During his career, he was also director of the "Royal Bavarian Research Station for Fisheries" and the "Royal Bavarian Research Station for Fish-Farming", vice-president of the "Bavarian Association of Fishermen" and editor of the magazine "Allgemeine Fischereizeitung". In 1909, he circumscribed the whitefish species Coregonus bavaricus.

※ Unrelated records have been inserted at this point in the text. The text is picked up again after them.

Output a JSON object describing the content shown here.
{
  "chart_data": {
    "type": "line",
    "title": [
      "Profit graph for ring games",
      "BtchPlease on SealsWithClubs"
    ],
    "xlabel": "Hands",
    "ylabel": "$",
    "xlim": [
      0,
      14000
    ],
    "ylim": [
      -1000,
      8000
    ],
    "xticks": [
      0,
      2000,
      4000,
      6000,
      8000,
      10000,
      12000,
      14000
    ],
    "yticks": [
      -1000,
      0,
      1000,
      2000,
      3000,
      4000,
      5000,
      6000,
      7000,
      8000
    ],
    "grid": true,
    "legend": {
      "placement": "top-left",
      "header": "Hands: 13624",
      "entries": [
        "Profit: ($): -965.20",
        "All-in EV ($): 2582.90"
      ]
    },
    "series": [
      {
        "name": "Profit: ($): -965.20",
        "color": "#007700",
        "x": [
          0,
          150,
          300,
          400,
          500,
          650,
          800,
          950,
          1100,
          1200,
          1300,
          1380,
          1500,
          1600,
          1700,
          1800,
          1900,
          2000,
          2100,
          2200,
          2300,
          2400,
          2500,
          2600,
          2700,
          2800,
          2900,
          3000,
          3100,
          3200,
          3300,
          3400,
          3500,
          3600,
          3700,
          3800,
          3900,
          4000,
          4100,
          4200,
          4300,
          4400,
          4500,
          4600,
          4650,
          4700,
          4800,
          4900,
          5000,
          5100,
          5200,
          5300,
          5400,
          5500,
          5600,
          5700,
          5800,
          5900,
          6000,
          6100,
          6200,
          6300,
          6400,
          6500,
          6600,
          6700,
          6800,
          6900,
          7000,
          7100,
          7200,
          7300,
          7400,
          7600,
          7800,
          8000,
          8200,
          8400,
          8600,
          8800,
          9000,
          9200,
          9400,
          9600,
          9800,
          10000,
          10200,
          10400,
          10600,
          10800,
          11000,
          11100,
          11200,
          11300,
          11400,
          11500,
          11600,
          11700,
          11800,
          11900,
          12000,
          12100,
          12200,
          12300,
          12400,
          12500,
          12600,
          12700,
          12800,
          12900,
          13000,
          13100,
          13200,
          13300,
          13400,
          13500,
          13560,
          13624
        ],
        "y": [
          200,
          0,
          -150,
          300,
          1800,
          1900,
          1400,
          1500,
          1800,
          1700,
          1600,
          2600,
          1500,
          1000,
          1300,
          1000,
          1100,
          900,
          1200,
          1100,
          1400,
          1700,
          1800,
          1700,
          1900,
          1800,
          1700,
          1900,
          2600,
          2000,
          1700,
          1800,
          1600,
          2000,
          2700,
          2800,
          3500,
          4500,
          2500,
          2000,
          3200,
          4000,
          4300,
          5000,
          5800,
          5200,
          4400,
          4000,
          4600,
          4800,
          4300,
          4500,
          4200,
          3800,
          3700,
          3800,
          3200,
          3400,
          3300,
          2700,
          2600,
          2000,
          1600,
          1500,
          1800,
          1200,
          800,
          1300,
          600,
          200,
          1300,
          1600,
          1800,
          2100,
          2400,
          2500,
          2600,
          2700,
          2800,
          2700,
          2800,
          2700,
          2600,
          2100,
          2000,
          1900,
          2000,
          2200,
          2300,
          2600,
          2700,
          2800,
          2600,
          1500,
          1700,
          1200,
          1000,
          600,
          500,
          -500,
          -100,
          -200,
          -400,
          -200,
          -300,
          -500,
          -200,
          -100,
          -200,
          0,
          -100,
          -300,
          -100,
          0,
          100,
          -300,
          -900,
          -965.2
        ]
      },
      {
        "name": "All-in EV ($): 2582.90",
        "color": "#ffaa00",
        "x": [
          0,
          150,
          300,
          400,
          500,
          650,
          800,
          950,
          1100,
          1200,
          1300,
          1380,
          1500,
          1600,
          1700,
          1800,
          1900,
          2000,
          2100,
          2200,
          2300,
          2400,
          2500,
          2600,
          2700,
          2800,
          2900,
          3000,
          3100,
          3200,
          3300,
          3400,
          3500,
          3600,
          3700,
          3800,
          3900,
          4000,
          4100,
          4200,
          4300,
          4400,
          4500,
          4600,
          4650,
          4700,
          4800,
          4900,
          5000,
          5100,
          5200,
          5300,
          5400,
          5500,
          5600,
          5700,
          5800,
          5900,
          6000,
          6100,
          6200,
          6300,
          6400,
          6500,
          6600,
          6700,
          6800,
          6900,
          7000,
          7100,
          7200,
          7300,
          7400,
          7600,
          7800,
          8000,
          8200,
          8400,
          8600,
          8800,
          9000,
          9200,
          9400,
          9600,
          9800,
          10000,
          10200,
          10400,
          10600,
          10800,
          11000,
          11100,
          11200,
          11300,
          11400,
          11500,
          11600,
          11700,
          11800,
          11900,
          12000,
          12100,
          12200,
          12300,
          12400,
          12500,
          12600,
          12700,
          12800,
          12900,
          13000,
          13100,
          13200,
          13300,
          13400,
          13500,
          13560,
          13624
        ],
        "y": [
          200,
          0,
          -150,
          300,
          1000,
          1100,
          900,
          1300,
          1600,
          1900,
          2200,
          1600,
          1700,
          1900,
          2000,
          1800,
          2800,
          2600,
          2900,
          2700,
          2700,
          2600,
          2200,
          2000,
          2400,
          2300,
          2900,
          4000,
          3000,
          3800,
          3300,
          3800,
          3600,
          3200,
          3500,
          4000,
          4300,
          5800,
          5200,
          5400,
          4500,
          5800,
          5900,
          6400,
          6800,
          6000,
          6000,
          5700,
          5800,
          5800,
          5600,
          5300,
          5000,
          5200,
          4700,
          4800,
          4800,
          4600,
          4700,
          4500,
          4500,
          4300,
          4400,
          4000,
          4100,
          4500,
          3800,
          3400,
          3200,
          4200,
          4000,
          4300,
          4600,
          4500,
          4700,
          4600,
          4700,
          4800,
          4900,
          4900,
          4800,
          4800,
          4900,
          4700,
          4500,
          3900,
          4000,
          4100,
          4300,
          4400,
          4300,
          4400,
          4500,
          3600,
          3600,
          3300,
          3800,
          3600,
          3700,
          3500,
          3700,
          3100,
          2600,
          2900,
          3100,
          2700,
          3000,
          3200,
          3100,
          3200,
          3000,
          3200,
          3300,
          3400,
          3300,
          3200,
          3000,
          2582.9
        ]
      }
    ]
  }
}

Hofer died in 1916 in Munich at the age of 54.

==Publications==
Hofer was particularly active in the field of fish parasitology and pathology, and wrote the comprehensive German text on the subject, Fischkrankheitslehre (fish pathology), as well as his "Handbuch der Fischkrankheiten" (1904), "Die Süßwasserfische von Mitteleuropas" (1908), "Über die Krebspest" (1898), and more than 200 publications. In 1896, he was the author of a limnologic study of Lake Constance, titled "Die Verbreitung der Thierwelt im Bodensee" (The spread of wildlife in Lake Constance). One of his most significant publications was the taxonomic description of the myxosporean parasite, Myxobolus cerebralis. Hofer is also known for his early work in environmental protection, in particular for the preservation of water quality and drinking-water resources.